Impact of Atomic Substitution on Core-Hole Relaxation Dynamics: A Study of Br2 and IBr

Abstract

Understanding inner-shell decay processes in heavy-element molecules is essential for unraveling x-ray-induced photodynamics and advancing molecular imaging techniques. In this study, we investigate the influence of atomic substitution on core-hole relaxation dynamics and molecular fragmentation in Br2 and IBr, initiated by x-ray absorption at the Br K-edge.
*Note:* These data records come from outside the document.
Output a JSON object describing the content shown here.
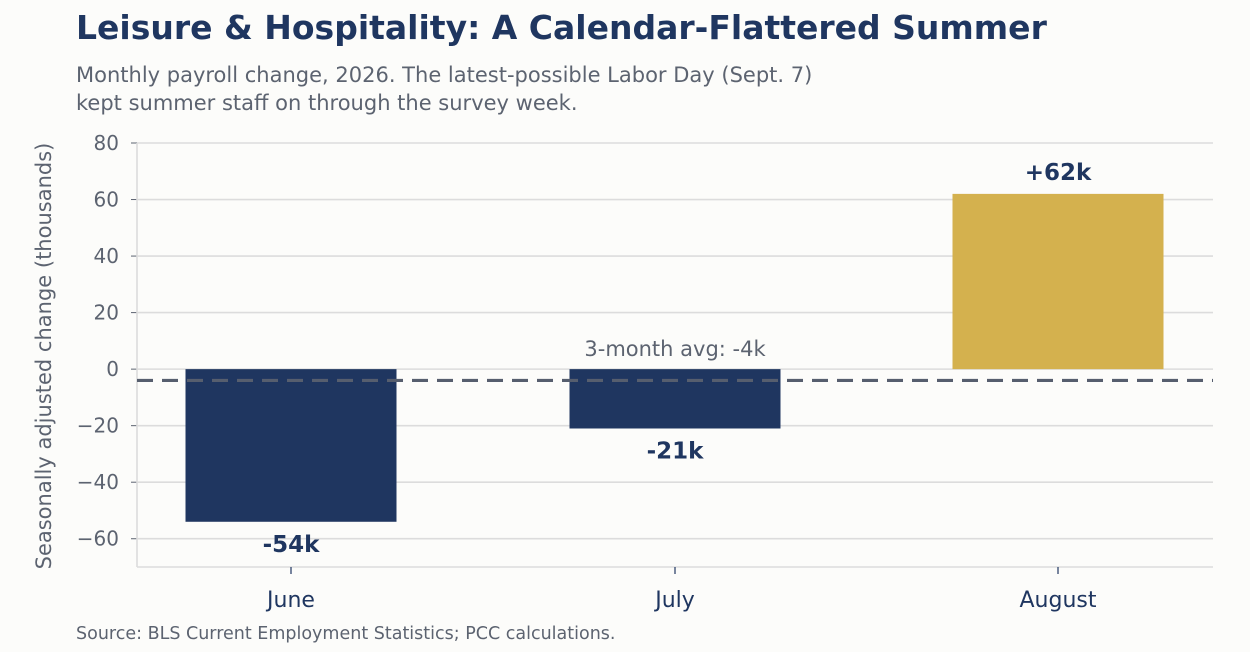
{
  "title": "Leisure & Hospitality: A Calendar-Flattered Summer",
  "subtitle_lines": [
    "Monthly payroll change, 2026. The latest-possible Labor Day (Sept. 7)",
    "kept summer staff on through the survey week."
  ],
  "source": "Source: BLS Current Employment Statistics; PCC calculations.",
  "colors": {
    "negative_bar": "#1f3660",
    "positive_bar": "#d4b14e",
    "avg_line": "#565e6e",
    "grid": "#dcdcdc",
    "text_muted": "#5c6370",
    "text_dark": "#1f3660"
  },
  "chart_data": {
    "type": "bar",
    "categories": [
      "June",
      "July",
      "August"
    ],
    "values": [
      -54,
      -21,
      62
    ],
    "data_labels": [
      "-54k",
      "-21k",
      "+62k"
    ],
    "ylabel": "Seasonally adjusted change (thousands)",
    "ylim": [
      -70,
      80
    ],
    "yticks": [
      80,
      60,
      40,
      20,
      0,
      -20,
      -40,
      -60
    ],
    "ytick_labels": [
      "80",
      "60",
      "40",
      "20",
      "0",
      "−20",
      "−40",
      "−60"
    ],
    "reference_line": {
      "value": -4,
      "label": "3-month avg: -4k",
      "style": "dashed"
    },
    "grid": true,
    "legend": "none"
  }
}
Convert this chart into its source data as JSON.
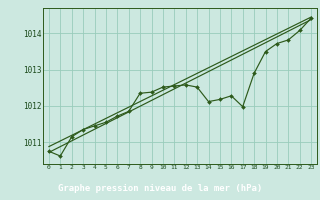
{
  "bg_color": "#cce8e0",
  "plot_bg_color": "#cce8e0",
  "grid_color": "#99ccbb",
  "line_color": "#2d5a1b",
  "marker_color": "#2d5a1b",
  "title": "Graphe pression niveau de la mer (hPa)",
  "title_bg": "#3a6e2a",
  "title_text_color": "#ffffff",
  "axis_text_color": "#1a4a1a",
  "xlim": [
    -0.5,
    23.5
  ],
  "ylim": [
    1010.4,
    1014.7
  ],
  "yticks": [
    1011,
    1012,
    1013,
    1014
  ],
  "xticks": [
    0,
    1,
    2,
    3,
    4,
    5,
    6,
    7,
    8,
    9,
    10,
    11,
    12,
    13,
    14,
    15,
    16,
    17,
    18,
    19,
    20,
    21,
    22,
    23
  ],
  "series1_x": [
    0,
    1,
    2,
    3,
    4,
    5,
    6,
    7,
    8,
    9,
    10,
    11,
    12,
    13,
    14,
    15,
    16,
    17,
    18,
    19,
    20,
    21,
    22,
    23
  ],
  "series1_y": [
    1010.75,
    1010.62,
    1011.15,
    1011.35,
    1011.45,
    1011.55,
    1011.72,
    1011.85,
    1012.35,
    1012.38,
    1012.52,
    1012.55,
    1012.58,
    1012.52,
    1012.12,
    1012.18,
    1012.28,
    1011.98,
    1012.9,
    1013.5,
    1013.72,
    1013.82,
    1014.08,
    1014.42
  ],
  "regline1_x": [
    0,
    23
  ],
  "regline1_y": [
    1010.72,
    1014.38
  ],
  "regline2_x": [
    0,
    23
  ],
  "regline2_y": [
    1010.88,
    1014.45
  ]
}
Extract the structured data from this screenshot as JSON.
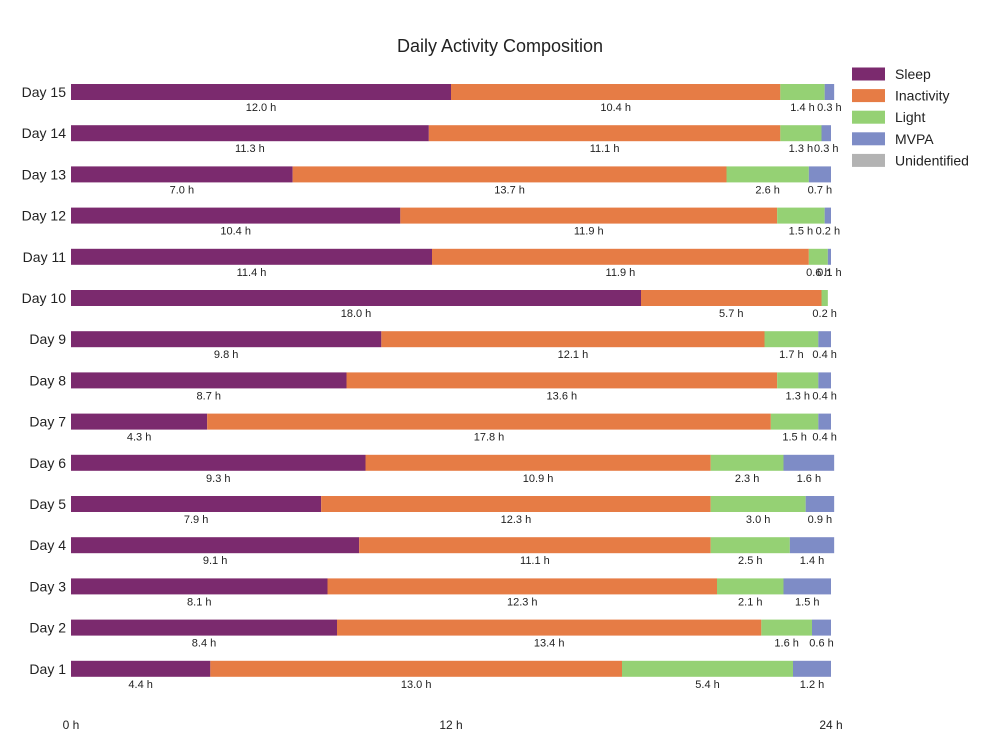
{
  "chart_data": {
    "type": "bar",
    "orientation": "horizontal",
    "stacked": true,
    "title": "Daily Activity Composition",
    "xlabel": "",
    "ylabel": "",
    "xlim": [
      0,
      24
    ],
    "x_ticks": [
      {
        "value": 0,
        "label": "0 h"
      },
      {
        "value": 12,
        "label": "12 h"
      },
      {
        "value": 24,
        "label": "24 h"
      }
    ],
    "grid": false,
    "legend_position": "top-right",
    "label_unit": "h",
    "categories": [
      "Day 15",
      "Day 14",
      "Day 13",
      "Day 12",
      "Day 11",
      "Day 10",
      "Day 9",
      "Day 8",
      "Day 7",
      "Day 6",
      "Day 5",
      "Day 4",
      "Day 3",
      "Day 2",
      "Day 1"
    ],
    "series": [
      {
        "name": "Sleep",
        "color": "#7b2a6e",
        "values": [
          12.0,
          11.3,
          7.0,
          10.4,
          11.4,
          18.0,
          9.8,
          8.7,
          4.3,
          9.3,
          7.9,
          9.1,
          8.1,
          8.4,
          4.4
        ]
      },
      {
        "name": "Inactivity",
        "color": "#e67c45",
        "values": [
          10.4,
          11.1,
          13.7,
          11.9,
          11.9,
          5.7,
          12.1,
          13.6,
          17.8,
          10.9,
          12.3,
          11.1,
          12.3,
          13.4,
          13.0
        ]
      },
      {
        "name": "Light",
        "color": "#95d174",
        "values": [
          1.4,
          1.3,
          2.6,
          1.5,
          0.6,
          0.2,
          1.7,
          1.3,
          1.5,
          2.3,
          3.0,
          2.5,
          2.1,
          1.6,
          5.4
        ]
      },
      {
        "name": "MVPA",
        "color": "#7e8cc6",
        "values": [
          0.3,
          0.3,
          0.7,
          0.2,
          0.1,
          0.0,
          0.4,
          0.4,
          0.4,
          1.6,
          0.9,
          1.4,
          1.5,
          0.6,
          1.2
        ]
      },
      {
        "name": "Unidentified",
        "color": "#b3b3b3",
        "values": [
          0,
          0,
          0,
          0,
          0,
          0,
          0,
          0,
          0,
          0,
          0,
          0,
          0,
          0,
          0
        ]
      }
    ]
  }
}
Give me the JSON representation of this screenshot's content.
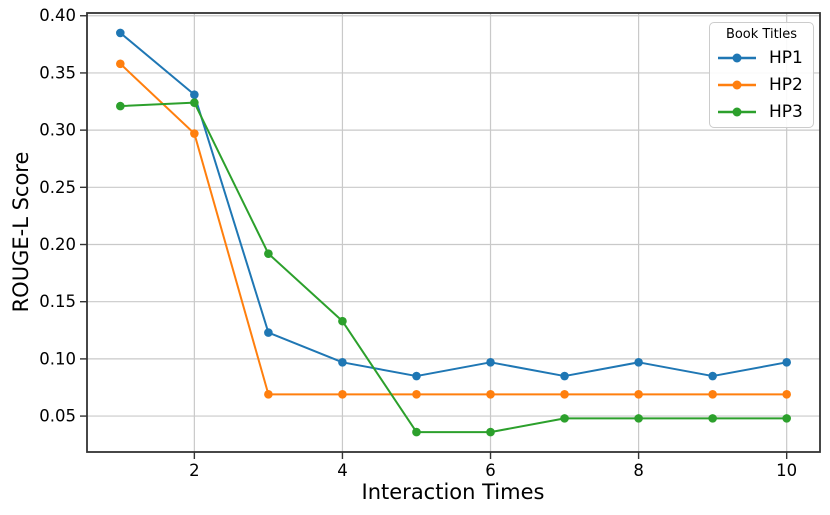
{
  "chart_data": {
    "type": "line",
    "x": [
      1,
      2,
      3,
      4,
      5,
      6,
      7,
      8,
      9,
      10
    ],
    "series": [
      {
        "name": "HP1",
        "color": "#1f77b4",
        "values": [
          0.385,
          0.331,
          0.123,
          0.097,
          0.085,
          0.097,
          0.085,
          0.097,
          0.085,
          0.097
        ]
      },
      {
        "name": "HP2",
        "color": "#ff7f0e",
        "values": [
          0.358,
          0.297,
          0.069,
          0.069,
          0.069,
          0.069,
          0.069,
          0.069,
          0.069,
          0.069
        ]
      },
      {
        "name": "HP3",
        "color": "#2ca02c",
        "values": [
          0.321,
          0.324,
          0.192,
          0.133,
          0.036,
          0.036,
          0.048,
          0.048,
          0.048,
          0.048
        ]
      }
    ],
    "title": "",
    "xlabel": "Interaction Times",
    "ylabel": "ROUGE-L Score",
    "xticks": [
      2,
      4,
      6,
      8,
      10
    ],
    "yticks": [
      0.05,
      0.1,
      0.15,
      0.2,
      0.25,
      0.3,
      0.35,
      0.4
    ],
    "xlim": [
      0.55,
      10.45
    ],
    "ylim": [
      0.0186,
      0.4024
    ],
    "grid": true,
    "marker": "circle",
    "legend": {
      "title": "Book Titles",
      "position": "top-right"
    }
  }
}
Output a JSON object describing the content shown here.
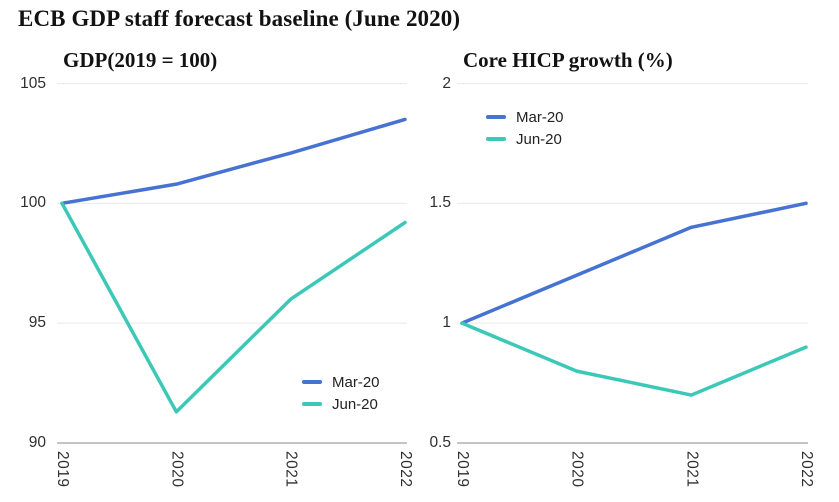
{
  "page_title": "ECB GDP staff forecast baseline (June 2020)",
  "colors": {
    "mar_20": "#4673D2",
    "jun_20": "#3CC8B6",
    "gridline": "#E9E9E9",
    "axis_line": "#B0B0B0",
    "title_text": "#121212",
    "tick_text": "#2F2F2F"
  },
  "chart_data": [
    {
      "type": "line",
      "title": "GDP(2019 = 100)",
      "x": [
        "2019",
        "2020",
        "2021",
        "2022"
      ],
      "series": [
        {
          "name": "Mar-20",
          "color": "mar_20",
          "values": [
            100,
            100.8,
            102.1,
            103.5
          ]
        },
        {
          "name": "Jun-20",
          "color": "jun_20",
          "values": [
            100,
            91.3,
            96,
            99.2
          ]
        }
      ],
      "ylim": [
        90,
        105
      ],
      "yticks": [
        105,
        100,
        95,
        90
      ],
      "grid": true,
      "legend_position": "bottom-right",
      "xtick_rotation": 90
    },
    {
      "type": "line",
      "title": "Core HICP growth (%)",
      "x": [
        "2019",
        "2020",
        "2021",
        "2022"
      ],
      "series": [
        {
          "name": "Mar-20",
          "color": "mar_20",
          "values": [
            1,
            1.2,
            1.4,
            1.5
          ]
        },
        {
          "name": "Jun-20",
          "color": "jun_20",
          "values": [
            1,
            0.8,
            0.7,
            0.9
          ]
        }
      ],
      "ylim": [
        0.5,
        2
      ],
      "yticks": [
        2,
        1.5,
        1,
        0.5
      ],
      "grid": true,
      "legend_position": "top-left",
      "xtick_rotation": 90
    }
  ]
}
Using a combination of X-ray/ion coincidence measurements and Monte Carlo/molecular dynamics simulations, we track charge distribution and the kinetic energy release (KER) of fragment ions with a total charge from 2+ to 8+. For both molecules, the simulated KER values show good agreement with experiment across different fragmentation channels. Our comparison reveals that substituting Br with the heavier I atom in IBr has minimal impact on the inner-shell electronic decay process, but significantly influences nuclear motion, leading to slower dissociation, thereby a KER close to the Coulomb limit, an effect attributed to the atomic mass. These findings highlight the interplay between electronic and nuclear effects in molecular fragmentation, particularly in heavy-element species, and provide new insights into medical therapies, structural biology, and astrophysics.